MICHAEL SYMONDS, BANKS CREDIT ANALYST, DAIWA CAPITAL MARKETS
“The number was broadly in line. There was some fear a low number would be negative for risk assets and in that respect it will have an immediate positive impact on risky assets. But let’s step back and look further forward... new risks are now raised by the wall of maturity in three years time.”
DAVID THEBAULT, HEAD OF QUANTITATIVE SALES TRADING, AT GLOBAL EQUITIES, IN PARIS
“This removes the systemic risk. The figure is not big enough to spark fears about the health of the peripheral, while at the same time it fuels hopes that it will help the economic recovery. Now the focus will turn to the ECB’s overnight deposit facility. If the number falls, it means the money is being put at work. I’m staying ‘long’ euro zone equities, although I’ll start buying put spreads soon to get protection against a possible short-term pull-back.

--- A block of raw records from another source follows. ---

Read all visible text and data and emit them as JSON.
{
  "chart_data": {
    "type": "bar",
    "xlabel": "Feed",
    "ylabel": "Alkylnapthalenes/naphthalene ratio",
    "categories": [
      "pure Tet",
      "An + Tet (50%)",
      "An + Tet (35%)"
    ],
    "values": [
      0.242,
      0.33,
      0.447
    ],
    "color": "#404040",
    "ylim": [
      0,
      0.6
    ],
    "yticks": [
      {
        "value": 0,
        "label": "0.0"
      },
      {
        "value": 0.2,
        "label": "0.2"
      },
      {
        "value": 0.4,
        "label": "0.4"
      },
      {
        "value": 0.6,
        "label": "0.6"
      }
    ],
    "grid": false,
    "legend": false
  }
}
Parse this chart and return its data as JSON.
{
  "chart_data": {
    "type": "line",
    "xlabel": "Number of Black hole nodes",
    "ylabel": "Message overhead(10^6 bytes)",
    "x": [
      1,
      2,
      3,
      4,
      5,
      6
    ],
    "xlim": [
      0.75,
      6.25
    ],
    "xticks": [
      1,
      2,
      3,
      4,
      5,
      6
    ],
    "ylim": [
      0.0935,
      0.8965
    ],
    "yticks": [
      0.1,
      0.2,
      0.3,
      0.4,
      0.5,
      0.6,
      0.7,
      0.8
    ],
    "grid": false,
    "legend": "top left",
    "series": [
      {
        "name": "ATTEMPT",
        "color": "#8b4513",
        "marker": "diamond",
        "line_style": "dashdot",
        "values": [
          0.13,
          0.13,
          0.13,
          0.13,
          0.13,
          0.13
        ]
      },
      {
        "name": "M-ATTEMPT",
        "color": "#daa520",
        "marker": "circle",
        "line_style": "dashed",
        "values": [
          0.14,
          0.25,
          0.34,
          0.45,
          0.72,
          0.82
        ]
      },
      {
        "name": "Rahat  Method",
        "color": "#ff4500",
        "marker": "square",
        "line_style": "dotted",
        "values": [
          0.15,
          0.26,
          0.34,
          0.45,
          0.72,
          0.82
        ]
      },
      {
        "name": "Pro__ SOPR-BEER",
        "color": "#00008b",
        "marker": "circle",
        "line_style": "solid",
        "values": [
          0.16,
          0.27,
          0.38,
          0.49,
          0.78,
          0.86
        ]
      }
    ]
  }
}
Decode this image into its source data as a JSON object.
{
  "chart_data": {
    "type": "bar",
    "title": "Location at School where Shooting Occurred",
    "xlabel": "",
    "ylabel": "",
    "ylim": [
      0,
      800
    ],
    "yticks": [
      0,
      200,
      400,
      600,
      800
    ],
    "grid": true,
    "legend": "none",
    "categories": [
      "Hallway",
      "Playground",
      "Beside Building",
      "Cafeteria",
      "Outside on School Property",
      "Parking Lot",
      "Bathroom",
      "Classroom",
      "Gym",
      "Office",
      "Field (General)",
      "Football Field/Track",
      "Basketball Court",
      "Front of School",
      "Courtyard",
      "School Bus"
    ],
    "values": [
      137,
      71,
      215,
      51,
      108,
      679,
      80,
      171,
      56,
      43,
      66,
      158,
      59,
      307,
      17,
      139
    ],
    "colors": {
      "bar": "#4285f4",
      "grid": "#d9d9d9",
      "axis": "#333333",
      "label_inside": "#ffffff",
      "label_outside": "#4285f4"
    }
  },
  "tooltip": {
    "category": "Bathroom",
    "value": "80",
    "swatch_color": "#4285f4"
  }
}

FRANCOIS DUHEN, STRATEGIST AT CM-CIC SECURITIES, PARIS
“It will probably help risky assets because the amount is a bit larger than what people were expecting. That should rather be helpful for the equity market, normally it means more money available for cyclicals and it would be positive for banks.
“I would have expected a negative impact on the euro exchange rate, but it’s not so clear because if you believe that risky assets will be in favor, then the euro is seen as a risky asset versus the dollar.
“Now we have it and then people will move on to something else. I don’t think this is significant good news.”
“The ECB LTRO was a touch more than the market had expected, banks desperately needed the funding.
“It could prop up the equity market, but with another round of cheap money unlikely by the ECB I only expect it to be a slow move up.”
“This is in line with our expectations. It may not lead to a boom in equity markets, but also not to a depression. The ECB’s measures are still very supportive for the continuous recovery in economic sentiment, which should eventually lead to an acceleration in growth.”
“The market will probably react positively. The large take up will support those who see it as helping issuance for sovereigns going forward.
“This will increase the level of excess liquidity pretty sharply which is ultimately positive or very positive for risk trades. Italian and Spanish bonds are likely to benefit from this and equity markets as well.”
“The rally since the first LTRO has been impressive, sending the FTSE above 5900. Today’s news that long term financing was more than the estimated 500 billion euros has taken the market by surprise and the resistance level of 5956-5966 could well be broken. The key question is what will the banks now do with the money?”